The report by administrators Steve Adshead and Gregory Palfrey of Smith & Williamson details how the £19.2m turnover magazine and catalogue printer failed just three months after being demerged from holding company Headley Brothers (Holdings) in September 2016.
Managing director Simon Bingham had a 60% stake in the demerged printing company, with the original Pitt family shareholders retaining 40%.
The holding company retained its property interests but provided support to the business by granting a charge over its freehold for Headley Brothers’ borrowings, as well as a guarantee related to part of the printer’s debt with its biggest paper supplier, Denmaur Independent Papers.
Headley Brothers then refinanced in October 2016, with a new invoice discounting and hire purchase facility.
“It had been anticipated the refinancing would provide sufficient funding to reduce the previous build up in creditor account arrears, particularly with key paper and print suppliers,” the report stated.
“However, an unforeseen £750k reduction in funding available, which the plant and machinery could not support, meant there was insufficient cash available to achieve this.”
A reduction in credit from its principal paper supplier after the supplier’s credit insurance cover was reduced “meant that the company was no longer able to achieve sales at or above break-even level and so no longer had a viable business model”.
Smith & Williamson was engaged in January to advise on the firm's options, which resulted in a fast-track sale process.
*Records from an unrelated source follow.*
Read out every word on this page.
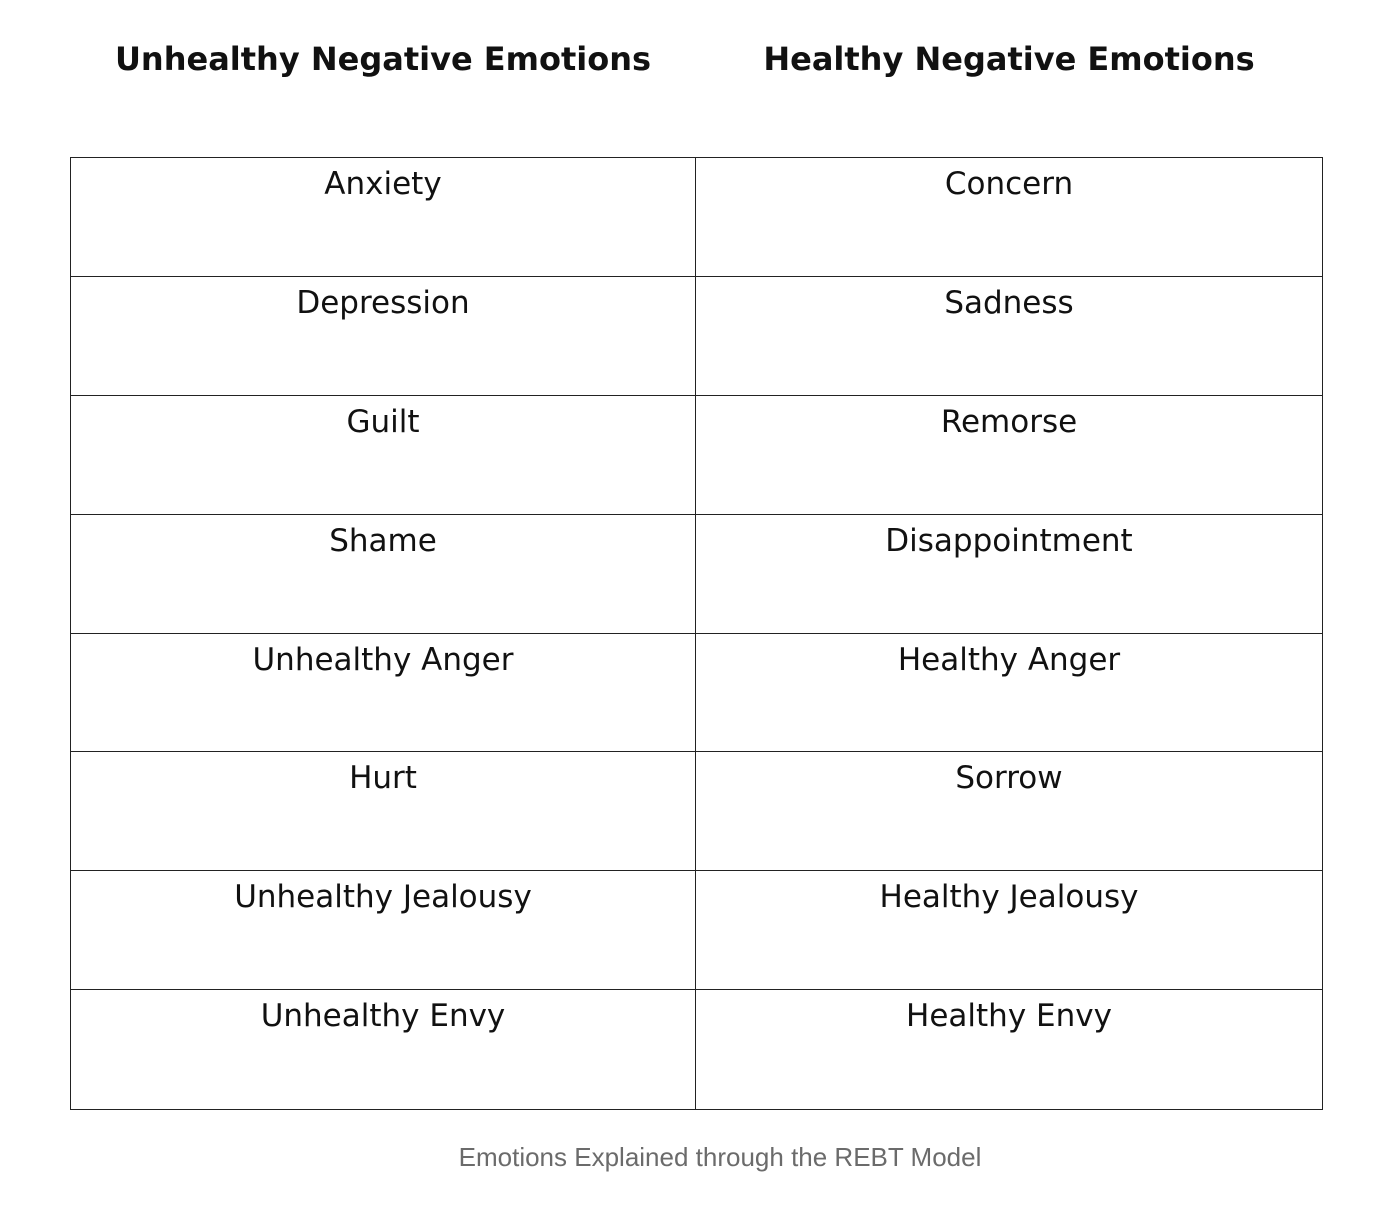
Unhealthy Negative Emotions	Healthy Negative Emotions
Anxiety	Concern
Depression	Sadness
Guilt	Remorse
Shame	Disappointment
Unhealthy Anger	Healthy Anger
Hurt	Sorrow
Unhealthy Jealousy	Healthy Jealousy
Unhealthy Envy	Healthy Envy
Emotions Explained through the REBT Model
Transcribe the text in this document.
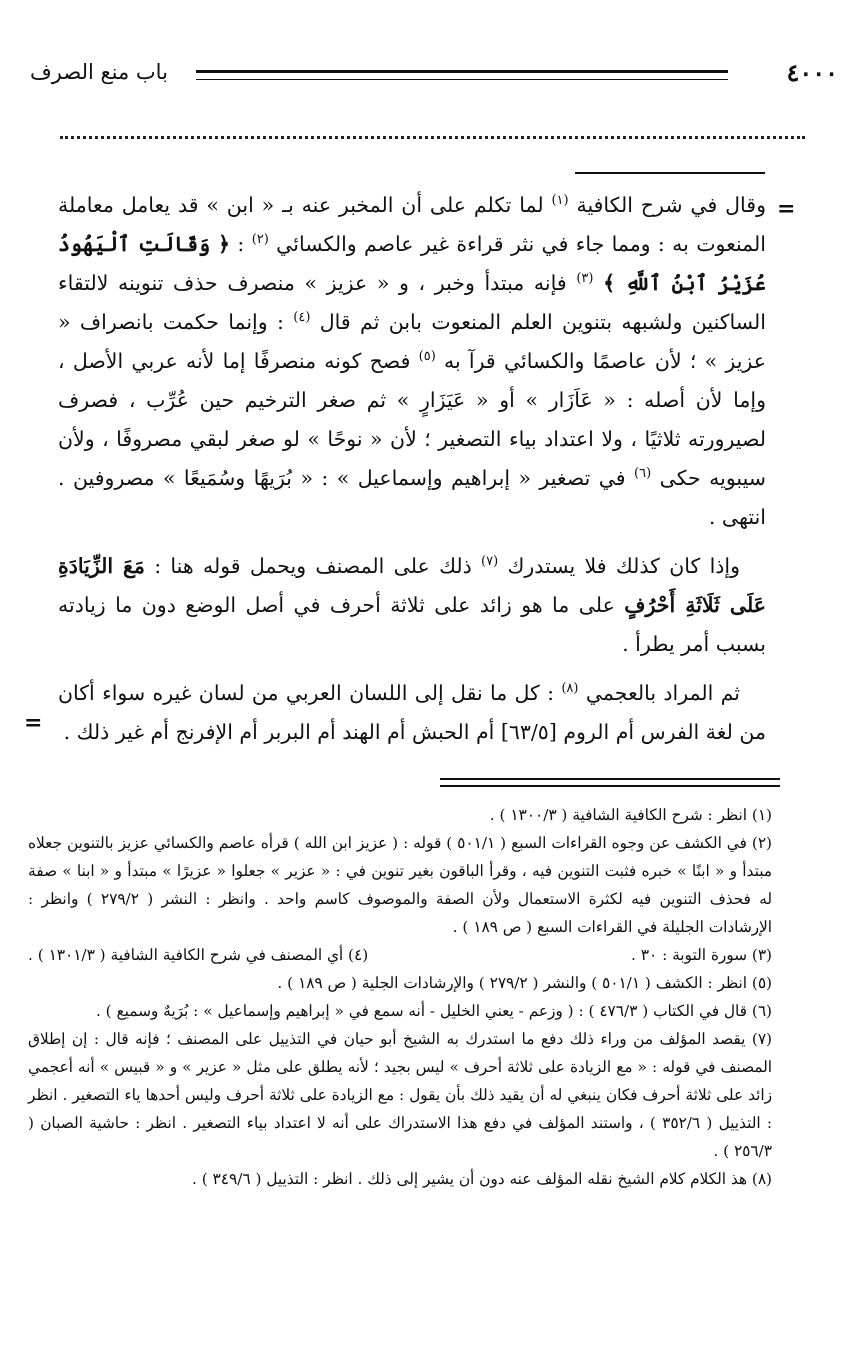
٤٠٠٠
باب منع الصرف
=
=

وقال في شرح الكافية $^{(١)}$ لما تكلم على أن المخبر عنه بـ « ابن » قد يعامل معاملة المنعوت به : ومما جاء في نثر قراءة غير عاصم والكسائي $^{(٢)}$ : ﴿ وَقَالَتِ ٱلْيَهُودُ عُزَيْرُ ٱبْنُ ٱللَّهِ ﴾ $^{(٣)}$ فإنه مبتدأ وخبر ، و « عزيز » منصرف حذف تنوينه لالتقاء الساكنين ولشبهه بتنوين العلم المنعوت بابن ثم قال $^{(٤)}$ : وإنما حكمت بانصراف « عزيز » ؛ لأن عاصمًا والكسائي قرآ به $^{(٥)}$ فصح كونه منصرفًا إما لأنه عربي الأصل ، وإما لأن أصله : « عَاَزَار » أو « عَيَزَارٍ » ثم صغر الترخيم حين عُرِّب ، فصرف لصيرورته ثلاثيًا ، ولا اعتداد بياء التصغير ؛ لأن « نوحًا » لو صغر لبقي مصروفًا ، ولأن سيبويه حكى $^{(٦)}$ في تصغير « إبراهيم وإسماعيل » : « بُرَيهًا وسُمَيعًا » مصروفين . انتهى .

وإذا كان كذلك فلا يستدرك $^{(٧)}$ ذلك على المصنف ويحمل قوله هنا : مَعَ الزِّيَادَةِ عَلَى ثَلَاثَةِ أَحْرُفٍ على ما هو زائد على ثلاثة أحرف في أصل الوضع دون ما زيادته بسبب أمر يطرأ .

ثم المراد بالعجمي $^{(٨)}$ : كل ما نقل إلى اللسان العربي من لسان غيره سواء أكان من لغة الفرس أم الروم [٦٣/٥] أم الحبش أم الهند أم البربر أم الإفرنج أم غير ذلك .

(١) انظر : شرح الكافية الشافية ( ١٣٠٠/٣ ) .

(٢) في الكشف عن وجوه القراءات السبع ( ٥٠١/١ ) قوله : ( عزيز ابن الله ) قرأه عاصم والكسائي عزيز بالتنوين جعلاه مبتدأ و « ابنًا » خبره فثبت التنوين فيه ، وقرأ الباقون بغير تنوين في : « عزير » جعلوا « عزيرًا » مبتدأ و « ابنا » صفة له فحذف التنوين فيه لكثرة الاستعمال ولأن الصفة والموصوف كاسم واحد . وانظر : النشر ( ٢٧٩/٢ ) وانظر : الإرشادات الجليلة في القراءات السبع ( ص ١٨٩ ) .

(٣) سورة التوبة : ٣٠ .
(٤) أي المصنف في شرح الكافية الشافية ( ١٣٠١/٣ ) .

(٥) انظر : الكشف ( ٥٠١/١ ) والنشر ( ٢٧٩/٢ ) والإرشادات الجلية ( ص ١٨٩ ) .

(٦) قال في الكتاب ( ٤٧٦/٣ ) : ( وزعم - يعني الخليل - أنه سمع في « إبراهيم وإسماعيل » : بُرَيهٌ وسميع ) .

(٧) يقصد المؤلف من وراء ذلك دفع ما استدرك به الشيخ أبو حيان في التذييل على المصنف ؛ فإنه قال : إن إطلاق المصنف في قوله : « مع الزيادة على ثلاثة أحرف » ليس بجيد ؛ لأنه يطلق على مثل « عزير » و « قبيس » أنه أعجمي زائد على ثلاثة أحرف فكان ينبغي له أن يقيد ذلك بأن يقول : مع الزيادة على ثلاثة أحرف وليس أحدها ياء التصغير . انظر : التذييل ( ٣٥٢/٦ ) ، واستند المؤلف في دفع هذا الاستدراك على أنه لا اعتداد بياء التصغير . انظر : حاشية الصبان ( ٢٥٦/٣ ) .

(٨) هذ الكلام كلام الشيخ نقله المؤلف عنه دون أن يشير إلى ذلك . انظر : التذييل ( ٣٤٩/٦ ) .
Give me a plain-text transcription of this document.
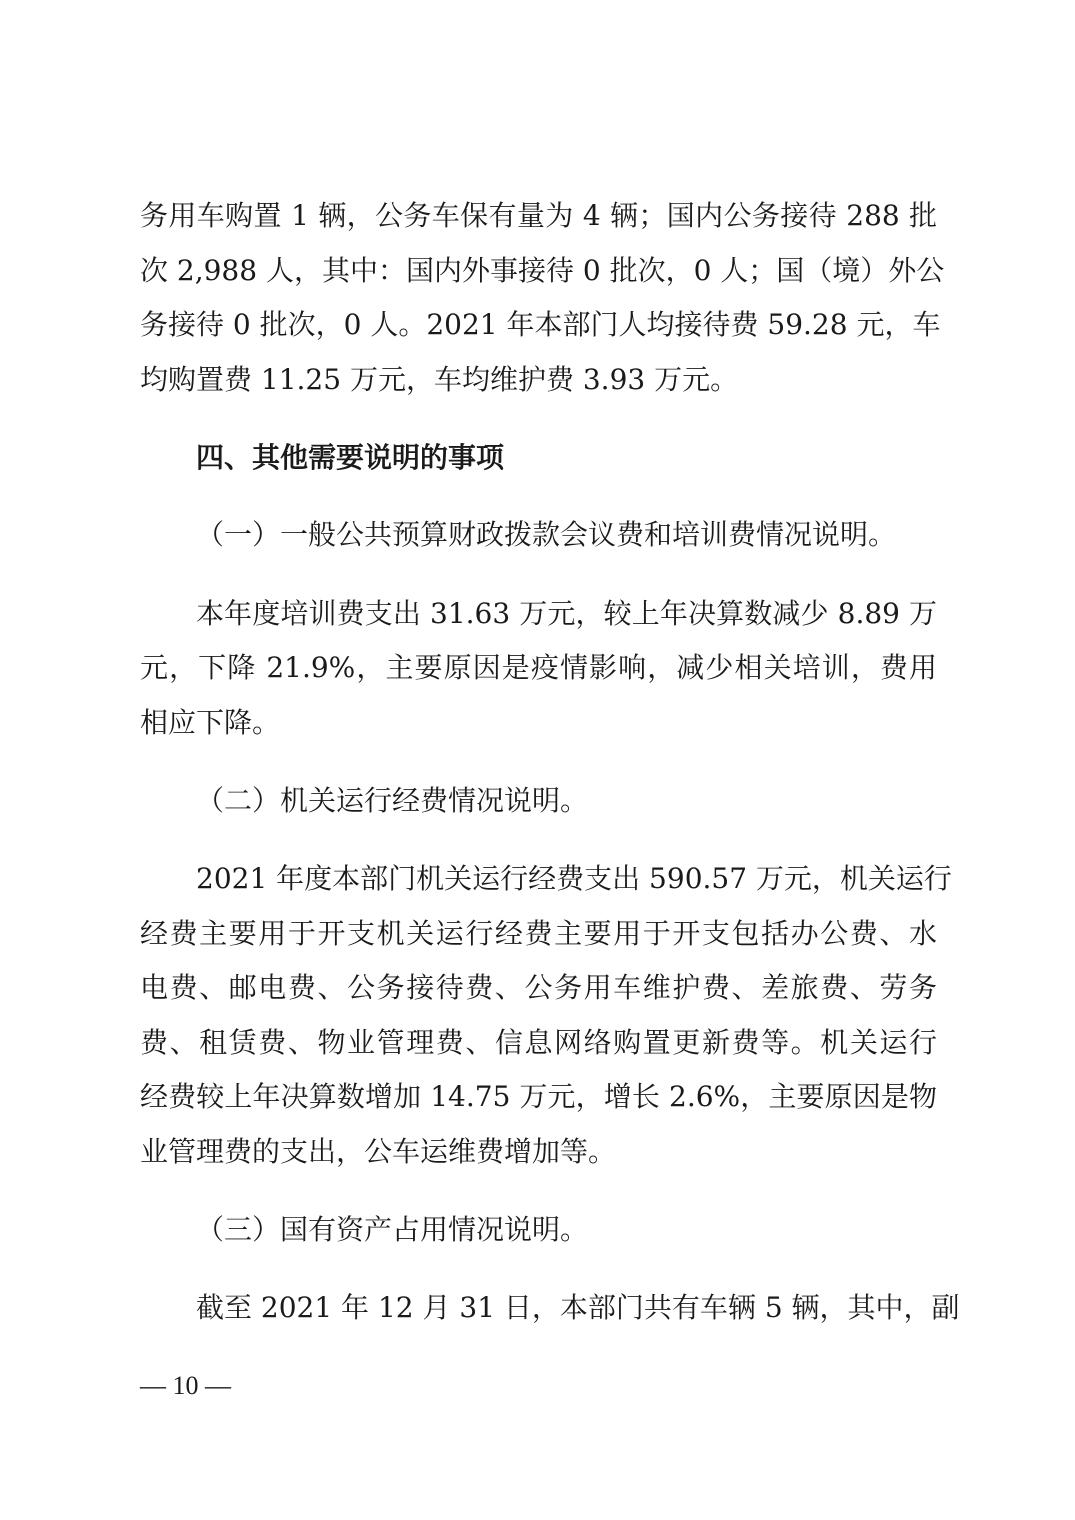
务用车购置 1 辆，公务车保有量为 4 辆；国内公务接待 288 批
次 2,988 人，其中：国内外事接待 0 批次，0 人；国（境）外公
务接待 0 批次，0 人。2021 年本部门人均接待费 59.28 元，车
均购置费 11.25 万元，车均维护费 3.93 万元。
四、其他需要说明的事项
（一）一般公共预算财政拨款会议费和培训费情况说明。
本年度培训费支出 31.63 万元，较上年决算数减少 8.89 万
元，下降 21.9%，主要原因是疫情影响，减少相关培训，费用
相应下降。
（二）机关运行经费情况说明。
2021 年度本部门机关运行经费支出 590.57 万元，机关运行
经费主要用于开支机关运行经费主要用于开支包括办公费、水
电费、邮电费、公务接待费、公务用车维护费、差旅费、劳务
费、租赁费、物业管理费、信息网络购置更新费等。机关运行
经费较上年决算数增加 14.75 万元，增长 2.6%，主要原因是物
业管理费的支出，公车运维费增加等。
（三）国有资产占用情况说明。
截至 2021 年 12 月 31 日，本部门共有车辆 5 辆，其中，副
— 10 —
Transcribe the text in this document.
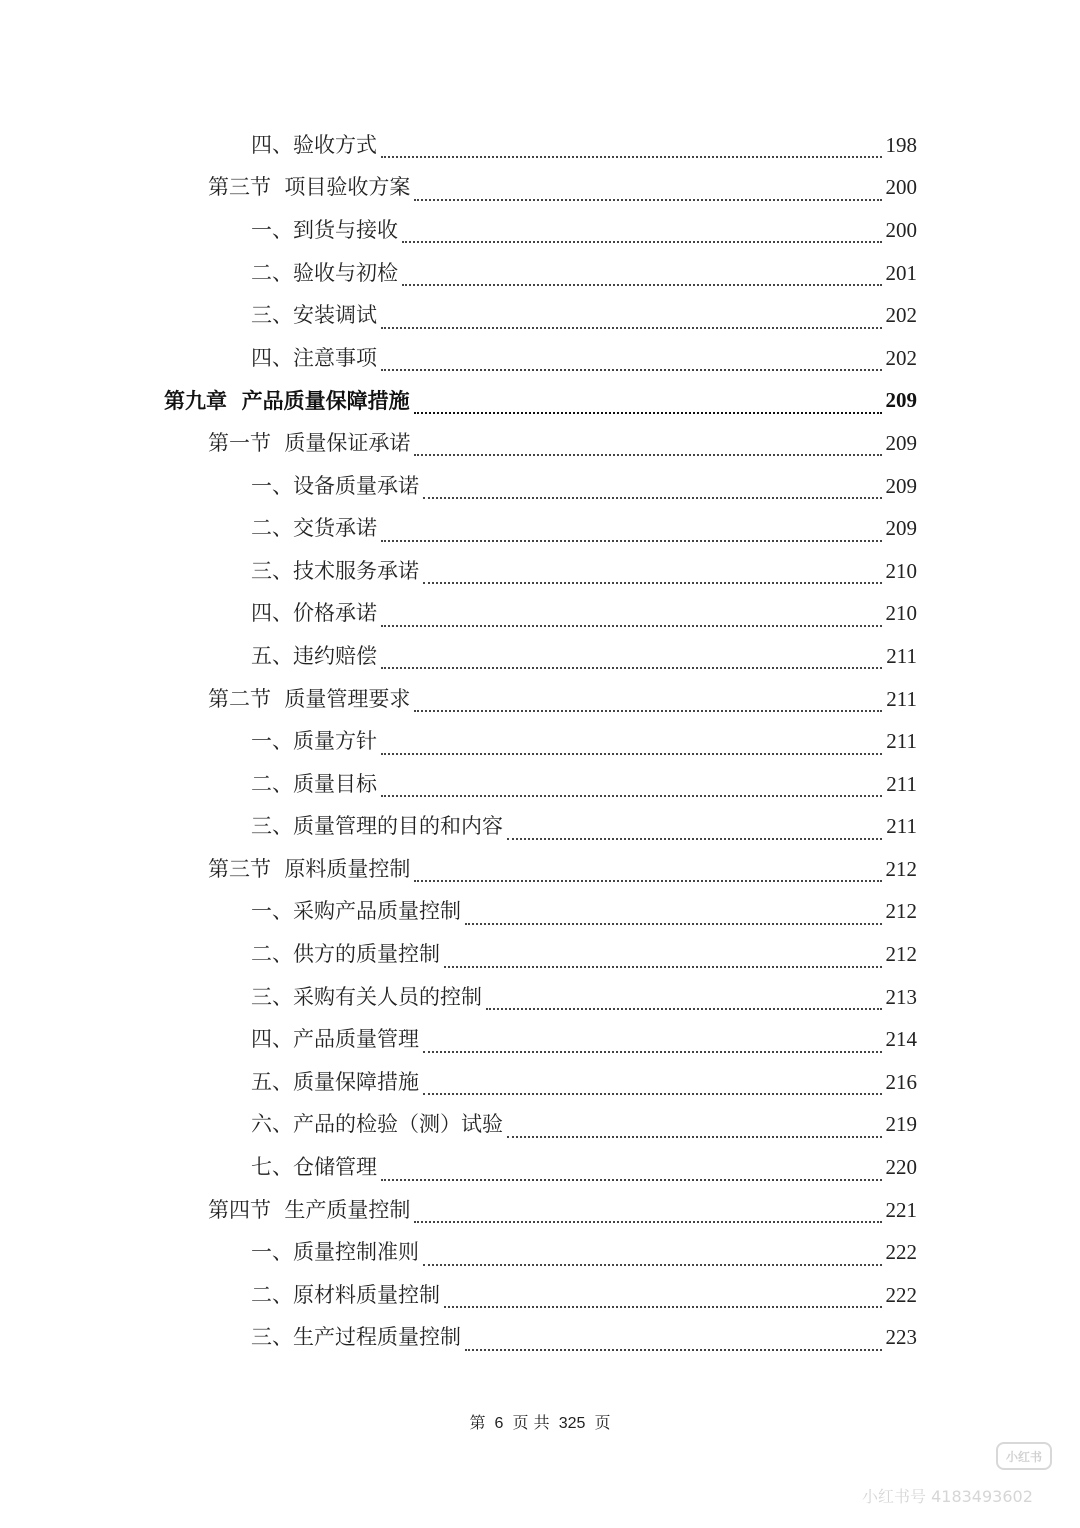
四、验收方式	198
第三节  项目验收方案	200
一、到货与接收	200
二、验收与初检	201
三、安装调试	202
四、注意事项	202
第九章  产品质量保障措施	209
第一节  质量保证承诺	209
一、设备质量承诺	209
二、交货承诺	209
三、技术服务承诺	210
四、价格承诺	210
五、违约赔偿	211
第二节  质量管理要求	211
一、质量方针	211
二、质量目标	211
三、质量管理的目的和内容	211
第三节  原料质量控制	212
一、采购产品质量控制	212
二、供方的质量控制	212
三、采购有关人员的控制	213
四、产品质量管理	214
五、质量保障措施	216
六、产品的检验（测）试验	219
七、仓储管理	220
第四节  生产质量控制	221
一、质量控制准则	222
二、原材料质量控制	222
三、生产过程质量控制	223
第 6 页 共 325 页
小红书
小红书号 4183493602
Smith & Williamson advised that the company was insolvent on 10 January.
Shortly afterwards the printer’s largest customer, Northern & Shell, pulled its work.
After filing four NoIs (Notice of Intention to Appoint Administrators), the business was eventually purchased by Stones Ashford, a new company set up by the owners of Henry Stone and Wheatons Exeter, at the end of February. Stones Ashford paid £100,000 for certain assets, work in progress and goodwill, and took on 113 employees at the Ashford site.
Major trade creditors of Headley Brothers included Denmaur (£1.13m), Stehlin Hostag (£445k) and Fujifilm (£231k). PrintWeek understands that a number of suppliers were “heavily insured”.
Invoice finance provider IGF had secured its debts on certain assets and The Invicta Press property, while the Close Brothers debt related to its HP agreement with the business.
Denmaur managing director Mike Gee told PrintWeek: “As Headleys were unable to meet the payment plan as agreed, with both us and our insurers, our insurers lost confidence and significantly reduced the level of cover going forward. As a direct consequence and to protect our own interests we had to inform them we were unable to supply,” he said.
“This was a sad and difficult decision, as we had enjoyed a good business relationship for over 20 years. Ultimately their inability to make payments left us with no other choice.”
A number of Headley Brothers employees who were made redundant on 20 February will have preferential claims for holiday pay. Smith & Williamson also stated: “We understand there are also a small number of former employees who will have preferential claims for unpaid wages”, of up to a maximum of £800 each.
The pension scheme was owed £76,000.
The administrators said they did not believe there would be sufficient property to enable them to pay a dividend to unsecured creditors, nor was there any prospect of there being a 'prescribed part' distribution following the pre-pack sale.